Seis anos depois da crise com a Geórgia, Putin volta a jogar, desta vez na Ucrânia. O país tem cerca de 25% da população com etnia russa, principalmente no leste, próximo das fronteiras com a Rússia. Os ucranianos do oeste consideram-se mais europeus e menos russos. Durante a existência da URSS muita coisa aconteceu por lá. A Rússia invadiu a Ucrânia e apoiou os comunistas do país, instalando seu regime socialista e reprimindo os ucranianos de oposição. Na década de 1930, milhares de ucranianos morreram de fome, diante de um programa de agricultura imposto por Moscou. Quando a Alemanha nazista invadiu o país, muitos foram os ucranianos que se aliaram aos alemães. Assim como foram muitos aqueles que deram suas vidas para a vitória do Exército Vermelho. Após a guerra, Stalin perseguiu muitos ucranianos considerados traidores, assim como condecorou seus heróis. 

Na década de 1950, o sucessor de Stalin, Nikita Krushev, cedeu a Crimeia, território com maioria russa para a Ucrânia. Há quem diga que Krushev tenha dado um gesto de reparação ao que os russos fizeram no país. Dizem que ele conheceu como poucos os abusos do stalinismo na Ucrânia. A cessão territorial seria então uma compensação histórica para isso. Krushev pode ter agradado muitos ucranianos, mas irritou muitos russos, tanto da Crimeia quanto da própria Rússia. Isso nunca foi aceito por um bocado de gente na Rússia. Essa insatisfação atravessou gerações e são a eles que Putin quer atender hoje. 

A Crimeia foi mantida como território da Ucrânia, mesmo quando a URSS se desintegrou e o Exército Vermelho se retirou do país.

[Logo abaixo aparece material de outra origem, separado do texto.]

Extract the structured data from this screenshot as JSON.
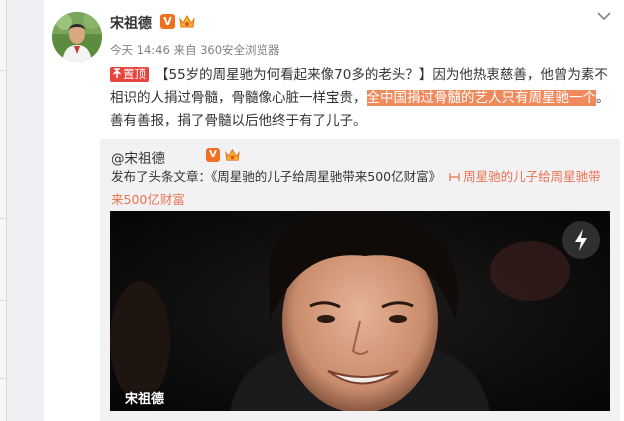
{
  "colors": {
    "page_bg": "#eef0f3",
    "card_bg": "#ffffff",
    "accent_orange": "#f0701f",
    "link_orange": "#eb7350",
    "highlight": "#ef8a5c",
    "pin_red": "#e8443f",
    "meta_gray": "#808080"
  },
  "post": {
    "avatar_icon": "user-avatar",
    "username": "宋祖德",
    "verified_icon": "verified-v-icon",
    "member_icon": "vip-crown-icon",
    "meta": "今天 14:46 来自 360安全浏览器",
    "menu_icon": "chevron-down-icon",
    "pin_label": "置顶",
    "text_part1": "【55岁的周星驰为何看起来像70多的老头？】因为他热衷慈善，他曾为素不相识的人捐过骨髓，骨髓像心脏一样宝贵，",
    "text_highlight": "全中国捐过骨髓的艺人只有周星驰一个",
    "text_part2": "。善有善报，捐了骨髓以后他终于有了儿子。"
  },
  "repost": {
    "author": "@宋祖德",
    "body_prefix": "发布了头条文章：《周星驰的儿子给周星驰带来500亿财富》",
    "link_icon": "article-link-icon",
    "link_text": "周星驰的儿子给周星驰带来500亿财富",
    "image": {
      "action_icon": "lightning-bolt-icon",
      "watermark": "宋祖德"
    }
  }
}
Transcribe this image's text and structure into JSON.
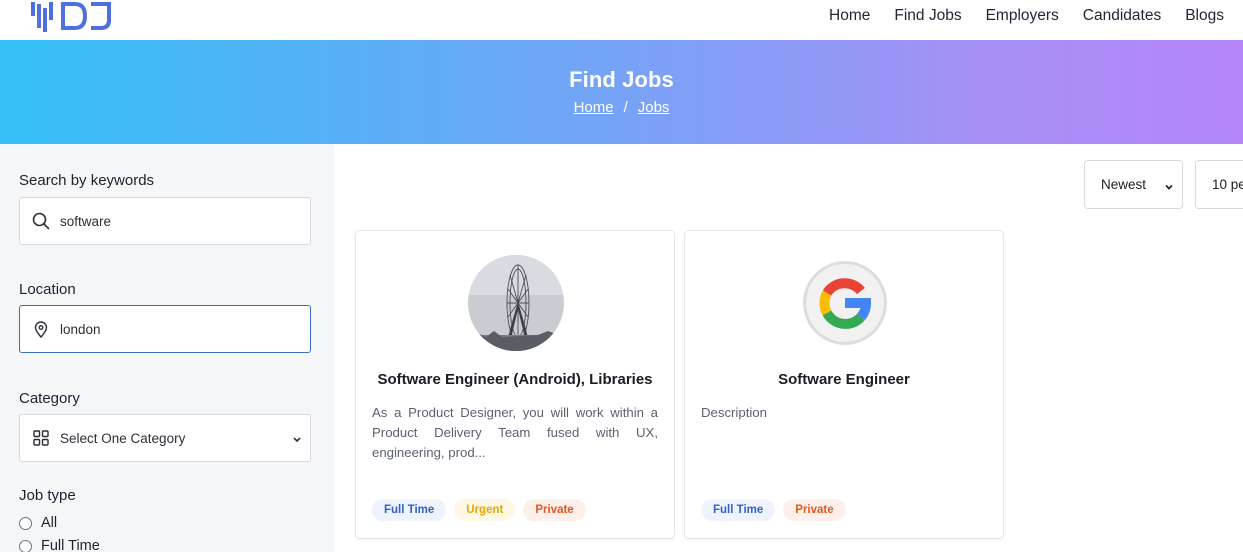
{
  "nav": {
    "logo_text": "DJ",
    "items": [
      "Home",
      "Find Jobs",
      "Employers",
      "Candidates",
      "Blogs"
    ]
  },
  "banner": {
    "title": "Find Jobs",
    "breadcrumb": [
      "Home",
      "Jobs"
    ],
    "separator": "/"
  },
  "filters": {
    "keywords_label": "Search by keywords",
    "keywords_value": "software",
    "location_label": "Location",
    "location_value": "london",
    "category_label": "Category",
    "category_value": "Select One Category",
    "job_type_label": "Job type",
    "job_type_options": [
      "All",
      "Full Time"
    ]
  },
  "sort": {
    "order_value": "Newest",
    "per_page_value": "10 pe"
  },
  "jobs": [
    {
      "title": "Software Engineer (Android), Libraries",
      "description": "As a Product Designer, you will work within a Product Delivery Team fused with UX, engineering, prod...",
      "logo": "ferris-wheel-photo",
      "tags": [
        "Full Time",
        "Urgent",
        "Private"
      ]
    },
    {
      "title": "Software Engineer",
      "description": "Description",
      "logo": "google-logo",
      "tags": [
        "Full Time",
        "Private"
      ]
    }
  ],
  "colors": {
    "banner_start": "#35c1f8",
    "banner_end": "#b486f8",
    "tag_blue": "#2f63c7",
    "tag_yellow": "#e0a800",
    "tag_orange": "#e2581c",
    "focus_border": "#3b6ec2"
  }
}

Por acordo, a Crimeia manteria o russo como língua oficial e parte de seu litoral no Mar Negro se tornaria área militar da Marinha Russa. Muitos ucranianos ocidentais não aceitaram esse acordo. Muitos deles descendem daqueles que se aliaram aos nazistas na Segunda Grande Guerrra Mundial. Muitos deles apoiaram ou lideraram a derrubada do presidente formal da Ucrânia há poucos dias. 



Em vermelho, os ucranianos de fala russa. 

ukraine 2010 election
Resultado das eleições de 2010. Em azul, os russos votaram no presidente deposto... A disputa na Ucrânia é mais do que política, é étnica.

Pelo lado dos EUA e da União Europeia, a instabilidade ucraniana foi bem-vinda. Por gestos e palavras apoiaram os opositores do governo anterior, leal à Rússia. Com dinheiro daquelas contas secretas que Edward Snowden conhece bem, financiaram grupos mais exaltados. Inclusive neo-nazistas. Putin fez o mesmo, financiando e armando grupos de "auto-defesa" russa na Ucrânia. Ou seja, EUA e UE financiaram e armaram opositores ucranianos do oeste e a Rússia os que apoiavam o governo a leste. Qualquer semelhança com o que ocorre na guerra civil em andamento na Síria não é coincidência...

Putin conseguiu autorização de seu leal parlamento para invadir a Ucrânia, em nome da defesa dos direitos humanos de russos que vivem naquele país. No papel, tem autorização legal de seu país para marchar até Kiev, capital ucraniana. Na prática, Putin usa essa autorização como um sinal, algo que pode vir a ser feito, não o que exatamente irá fazer. Uma ameaça enfim.

Pelo lado os EUA Obama discursa com firmeza. Suspendeu negociações econômicas e ameaçou com sanções. O problema é que isolar economicamente a Rússia não é bom negócio, para os EUA, para a UE e para o mundo... A Rússia é o principal fornecedor de gás natural para os europeus, por meio de gasodutos que atravessam a Ucrânia. Em caso de hostilidades maiores não precisa disparar um único míssil. Basta cortar o gás para a Europa. Putin faria isso? Fez em janeiro de 2007, por cerca de 10 dias, em pleno inverno europeu..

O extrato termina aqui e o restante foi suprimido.